Dans une société qui valorise davantage l’adaptation que la vérité intérieure, la perte de sens apparaît comme une conséquence presque inévitable. Le quotidien continue, le travail aussi, on assure, on avance, parfois même on réussit et on a « tout pour être heureux ». Mais à l’intérieur quelque chose ne suit plus. Certaines personnes ne sont pas épuisées par leur vie, mais par le fait de continuer à s’y trahir chaque jour. Il existe des réussites qui sont des abandons de soi, des vies parfaitement cohérentes vues de l’extérieur, mais qui ne résonnent plus intérieurement. C’est parfois seulement lorsque le sentiment de vide s’installe que cette réalité devient perceptible.

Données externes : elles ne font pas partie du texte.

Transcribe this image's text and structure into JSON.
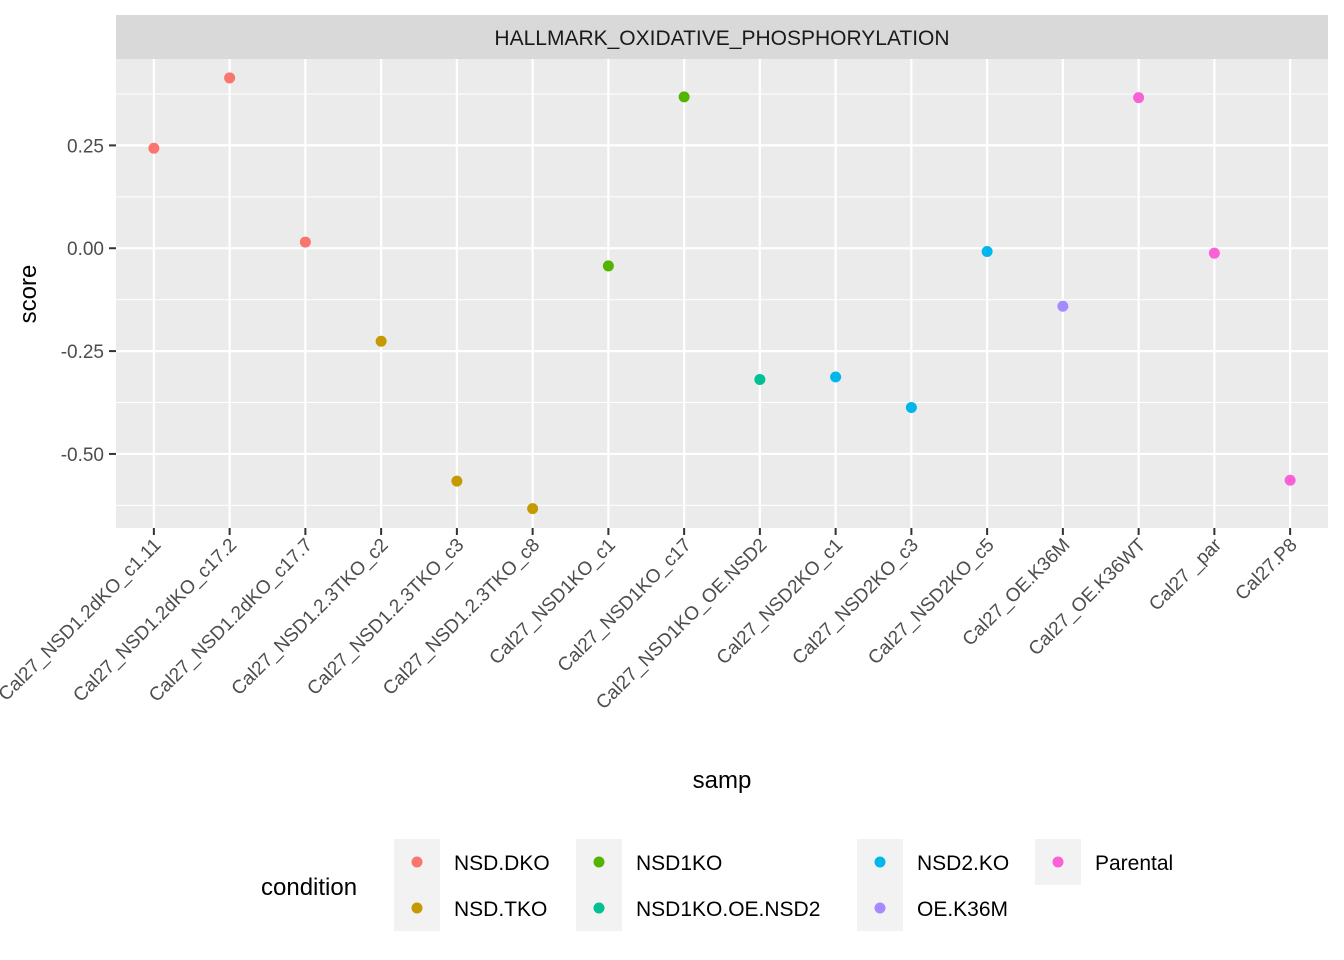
{
  "chart_data": {
    "type": "scatter",
    "facet_title": "HALLMARK_OXIDATIVE_PHOSPHORYLATION",
    "xlabel": "samp",
    "ylabel": "score",
    "ylim": [
      -0.68,
      0.46
    ],
    "yticks": [
      0.25,
      0.0,
      -0.25,
      -0.5
    ],
    "ytick_labels": [
      "0.25",
      "0.00",
      "-0.25",
      "-0.50"
    ],
    "categories": [
      "Cal27_NSD1.2dKO_c1.11",
      "Cal27_NSD1.2dKO_c17.2",
      "Cal27_NSD1.2dKO_c17.7",
      "Cal27_NSD1.2.3TKO_c2",
      "Cal27_NSD1.2.3TKO_c3",
      "Cal27_NSD1.2.3TKO_c8",
      "Cal27_NSD1KO_c1",
      "Cal27_NSD1KO_c17",
      "Cal27_NSD1KO_OE.NSD2",
      "Cal27_NSD2KO_c1",
      "Cal27_NSD2KO_c3",
      "Cal27_NSD2KO_c5",
      "Cal27_OE.K36M",
      "Cal27_OE.K36WT",
      "Cal27 _par",
      "Cal27.P8"
    ],
    "values": [
      0.243,
      0.414,
      0.015,
      -0.226,
      -0.566,
      -0.633,
      -0.043,
      0.368,
      -0.319,
      -0.313,
      -0.387,
      -0.008,
      -0.141,
      0.366,
      -0.012,
      -0.564
    ],
    "point_condition": [
      "NSD.DKO",
      "NSD.DKO",
      "NSD.DKO",
      "NSD.TKO",
      "NSD.TKO",
      "NSD.TKO",
      "NSD1KO",
      "NSD1KO",
      "NSD1KO.OE.NSD2",
      "NSD2.KO",
      "NSD2.KO",
      "NSD2.KO",
      "OE.K36M",
      "Parental",
      "Parental",
      "Parental"
    ],
    "legend": {
      "title": "condition",
      "position": "bottom",
      "entries": [
        {
          "name": "NSD.DKO",
          "color": "#F8766D"
        },
        {
          "name": "NSD.TKO",
          "color": "#C49A00"
        },
        {
          "name": "NSD1KO",
          "color": "#53B400"
        },
        {
          "name": "NSD1KO.OE.NSD2",
          "color": "#00C094"
        },
        {
          "name": "NSD2.KO",
          "color": "#00B6EB"
        },
        {
          "name": "OE.K36M",
          "color": "#A58AFF"
        },
        {
          "name": "Parental",
          "color": "#FB61D7"
        }
      ]
    },
    "grid": true,
    "panel_background": "#EBEBEB",
    "strip_background": "#D9D9D9"
  }
}
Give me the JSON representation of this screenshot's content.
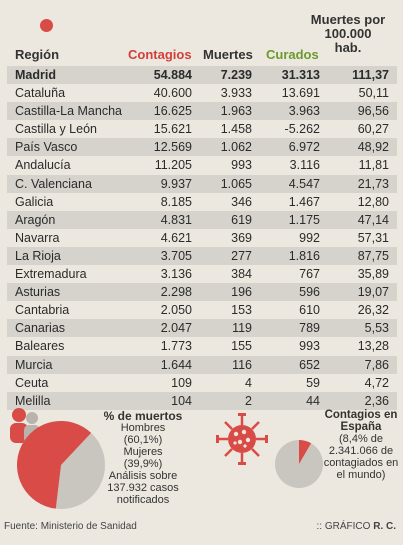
{
  "header": {
    "region": "Región",
    "contagios": "Contagios",
    "muertes": "Muertes",
    "curados": "Curados",
    "rate_line1": "Muertes por",
    "rate_line2": "100.000",
    "rate_line3": "hab."
  },
  "rows": [
    {
      "name": "Madrid",
      "contagios": "54.884",
      "muertes": "7.239",
      "curados": "31.313",
      "rate": "111,37"
    },
    {
      "name": "Cataluña",
      "contagios": "40.600",
      "muertes": "3.933",
      "curados": "13.691",
      "rate": "50,11"
    },
    {
      "name": "Castilla-La Mancha",
      "contagios": "16.625",
      "muertes": "1.963",
      "curados": "3.963",
      "rate": "96,56"
    },
    {
      "name": "Castilla y León",
      "contagios": "15.621",
      "muertes": "1.458",
      "curados": "-5.262",
      "rate": "60,27"
    },
    {
      "name": "País Vasco",
      "contagios": "12.569",
      "muertes": "1.062",
      "curados": "6.972",
      "rate": "48,92"
    },
    {
      "name": "Andalucía",
      "contagios": "11.205",
      "muertes": "993",
      "curados": "3.116",
      "rate": "11,81"
    },
    {
      "name": "C. Valenciana",
      "contagios": "9.937",
      "muertes": "1.065",
      "curados": "4.547",
      "rate": "21,73"
    },
    {
      "name": "Galicia",
      "contagios": "8.185",
      "muertes": "346",
      "curados": "1.467",
      "rate": "12,80"
    },
    {
      "name": "Aragón",
      "contagios": "4.831",
      "muertes": "619",
      "curados": "1.175",
      "rate": "47,14"
    },
    {
      "name": "Navarra",
      "contagios": "4.621",
      "muertes": "369",
      "curados": "992",
      "rate": "57,31"
    },
    {
      "name": "La Rioja",
      "contagios": "3.705",
      "muertes": "277",
      "curados": "1.816",
      "rate": "87,75"
    },
    {
      "name": "Extremadura",
      "contagios": "3.136",
      "muertes": "384",
      "curados": "767",
      "rate": "35,89"
    },
    {
      "name": "Asturias",
      "contagios": "2.298",
      "muertes": "196",
      "curados": "596",
      "rate": "19,07"
    },
    {
      "name": "Cantabria",
      "contagios": "2.050",
      "muertes": "153",
      "curados": "610",
      "rate": "26,32"
    },
    {
      "name": "Canarias",
      "contagios": "2.047",
      "muertes": "119",
      "curados": "789",
      "rate": "5,53"
    },
    {
      "name": "Baleares",
      "contagios": "1.773",
      "muertes": "155",
      "curados": "993",
      "rate": "13,28"
    },
    {
      "name": "Murcia",
      "contagios": "1.644",
      "muertes": "116",
      "curados": "652",
      "rate": "7,86"
    },
    {
      "name": "Ceuta",
      "contagios": "109",
      "muertes": "4",
      "curados": "59",
      "rate": "4,72"
    },
    {
      "name": "Melilla",
      "contagios": "104",
      "muertes": "2",
      "curados": "44",
      "rate": "2,36"
    }
  ],
  "deaths_pie": {
    "title": "% de muertos",
    "men_label": "Hombres",
    "men_value": "(60,1%)",
    "women_label": "Mujeres",
    "women_value": "(39,9%)",
    "note1": "Análisis sobre",
    "note2": "137.932 casos",
    "note3": "notificados",
    "men_fraction": 0.601,
    "color_men": "#d94b46",
    "color_women": "#c9c5bf"
  },
  "spain_pie": {
    "title1": "Contagios en",
    "title2": "España",
    "line1": "(8,4% de",
    "line2": "2.341.066 de",
    "line3": "contagiados en",
    "line4": "el mundo)",
    "spain_fraction": 0.084,
    "color_spain": "#d94b46",
    "color_world": "#c9c5bf"
  },
  "footer": {
    "source": "Fuente: Ministerio de Sanidad",
    "credit_prefix": ":: GRÁFICO",
    "credit_author": "R. C."
  },
  "colors": {
    "accent_red": "#d23f3a",
    "accent_green": "#6b9a2f",
    "row_shade": "#d6d3cd",
    "background": "#ece8df"
  }
}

La crise de sens n’est pas toujours le signe que quelque chose va mal. Elle est parfois le signe que le mensonge ne tient plus.
Cette expérience, beaucoup la traversent aujourd’hui, et je l’ai traversée moi-même. Thérapeutes, praticiens de santé, personnes en reconversion ou individus qui, extérieurement, semblent avoir « une situation » se retrouvent interpellés par cette petite voix intérieure : « Est-ce vraiment cette vie-là que je veux ? ». Certaines prisons n’ont ni murs ni barreaux. Elles s’appellent normalité, sécurité ou réussite.
Nous ne construisons pas seulement nos vies à partir de choix conscients, nous les construisons aussi à partir de mémoires, de conditionnements et de représentations profondément intégrés, comme des programmes.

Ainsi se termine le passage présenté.